The stages for Tomorrowland’s New Year’s Eve show were among the most elaborate I’ve ever seen. Set designers were finally able to draw fans into their vivid dream without the constraints of Newtonian physics.

As a tour rigger in my professional life (and a raver in my ill-spent youth), I’m always fascinated by concert technology. It’s thrilling to hang 50 tons of intricate, dynamic gear in the air, then watch it come alive above performers and crowds. One major challenge is figuring out how to bring the set designer’s vision into the physical world—using heavy equipment—while keeping everyone safe.

Virtual productions circumvent that problem. With ornery riggers on lockdown, Tomorrowland techs managed to erect their exquisite structures with no one there to say, “No way! It’ll collapse under its own weight!” What designer could resist this power?

The New Year’s Even show boasted enormous truss rings suspended by magic, firing lasers on the virtual audience like UFO probes. From behind glowing screens, “attendees” watched a huge psychedelic seahorse swimming above a mob of soulless avatars. Disembodied viewers chased luminous energy balls through the waving branches of the “Tree of Melodia,” enclosed by stained-glass cathedral walls.

Such possibilities can only be unlocked in a virtual environment. For artists with a serious God-complex, it’s a great time to be alive.

Our Techno-Pagan Future

There’s a genuine religious zeal at the heart of rave culture, reflected in the wider entertainment-industrial complex. For instance, Tomorrowland’s NYE after-movie closes with this cringe-inducing doxology:

Great people of tomorrow… When life is darkest and sadness reigns, the Tree of Melodia uses its music to heal. When sound moves through Her branches, the soul of the Tree is speaking. … Live today. Love tomorrow. Unite forever.

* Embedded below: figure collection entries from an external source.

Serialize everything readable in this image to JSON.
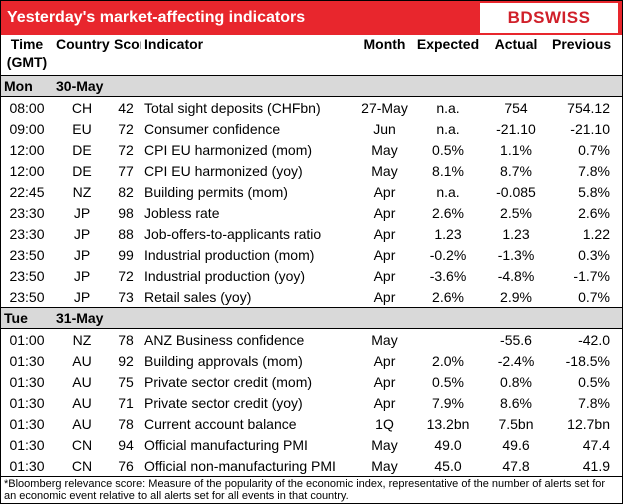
{
  "header": {
    "title": "Yesterday's market-affecting indicators",
    "logo": "BDSWISS"
  },
  "table": {
    "columns": [
      "Time (GMT)",
      "Country",
      "Score*",
      "Indicator",
      "Month",
      "Expected",
      "Actual",
      "Previous"
    ],
    "sections": [
      {
        "day": "Mon",
        "date": "30-May",
        "rows": [
          [
            "08:00",
            "CH",
            "42",
            "Total sight deposits (CHFbn)",
            "27-May",
            "n.a.",
            "754",
            "754.12"
          ],
          [
            "09:00",
            "EU",
            "72",
            "Consumer confidence",
            "Jun",
            "n.a.",
            "-21.10",
            "-21.10"
          ],
          [
            "12:00",
            "DE",
            "72",
            "CPI EU harmonized (mom)",
            "May",
            "0.5%",
            "1.1%",
            "0.7%"
          ],
          [
            "12:00",
            "DE",
            "77",
            "CPI EU harmonized (yoy)",
            "May",
            "8.1%",
            "8.7%",
            "7.8%"
          ],
          [
            "22:45",
            "NZ",
            "82",
            "Building permits (mom)",
            "Apr",
            "n.a.",
            "-0.085",
            "5.8%"
          ],
          [
            "23:30",
            "JP",
            "98",
            "Jobless rate",
            "Apr",
            "2.6%",
            "2.5%",
            "2.6%"
          ],
          [
            "23:30",
            "JP",
            "88",
            "Job-offers-to-applicants ratio",
            "Apr",
            "1.23",
            "1.23",
            "1.22"
          ],
          [
            "23:50",
            "JP",
            "99",
            "Industrial production (mom)",
            "Apr",
            "-0.2%",
            "-1.3%",
            "0.3%"
          ],
          [
            "23:50",
            "JP",
            "72",
            "Industrial production (yoy)",
            "Apr",
            "-3.6%",
            "-4.8%",
            "-1.7%"
          ],
          [
            "23:50",
            "JP",
            "73",
            "Retail sales (yoy)",
            "Apr",
            "2.6%",
            "2.9%",
            "0.7%"
          ]
        ]
      },
      {
        "day": "Tue",
        "date": "31-May",
        "rows": [
          [
            "01:00",
            "NZ",
            "78",
            "ANZ Business confidence",
            "May",
            "",
            "-55.6",
            "-42.0"
          ],
          [
            "01:30",
            "AU",
            "92",
            "Building approvals (mom)",
            "Apr",
            "2.0%",
            "-2.4%",
            "-18.5%"
          ],
          [
            "01:30",
            "AU",
            "75",
            "Private sector credit (mom)",
            "Apr",
            "0.5%",
            "0.8%",
            "0.5%"
          ],
          [
            "01:30",
            "AU",
            "71",
            "Private sector credit (yoy)",
            "Apr",
            "7.9%",
            "8.6%",
            "7.8%"
          ],
          [
            "01:30",
            "AU",
            "78",
            "Current account balance",
            "1Q",
            "13.2bn",
            "7.5bn",
            "12.7bn"
          ],
          [
            "01:30",
            "CN",
            "94",
            "Official manufacturing PMI",
            "May",
            "49.0",
            "49.6",
            "47.4"
          ],
          [
            "01:30",
            "CN",
            "76",
            "Official non-manufacturing PMI",
            "May",
            "45.0",
            "47.8",
            "41.9"
          ]
        ]
      }
    ]
  },
  "footnote": "*Bloomberg relevance score: Measure of the popularity of the economic index, representative of the number of alerts set for an economic event relative to all alerts set for all events in that country."
}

It’s hard to “unite forever” while sitting alone with VR goggles over your eyes, but with sufficient investment, who knows? If relentless progress continues, your withered soul might be healed by some make-believe tree on the Internet.

Doubters may sneer, but this mystical quest has a history of mass appeal. It was already old news when the prescient Douglas Rushkoff published his 1994 classic, “Cyberia: Life in the Trenches of Hyperspace.”

“Cyberia is about…a moment when anything seemed possible,” Rushkoff observed. “An entire subculture—like a kid at a rave trying virtual reality for the first time—saw the wild potentials of marrying the latest computer technologies with the most intimately held dreams and the most ancient spiritual truths.”

Rushkoff finished the book in 1992, but his publishers worried “electronic mail” and “the Internet” were just passing fads, too far out to stay relevant. Years later, the same skeptics are living life through this new thing called a smartphone.

The real irony is how many one-time optimists now despise this controlled techno-topia. Deep down, we prefer the ancient rite of gathering together in close contact, with no immersive gadgets or hygienic barriers. We want chance encounters and pre-smartphone serendipity. We want each other’s visceral presence: real communion.

We want organic life in the forefront, with advanced tech as an afterthought. Unfortunately, that’s not the future being planned for us.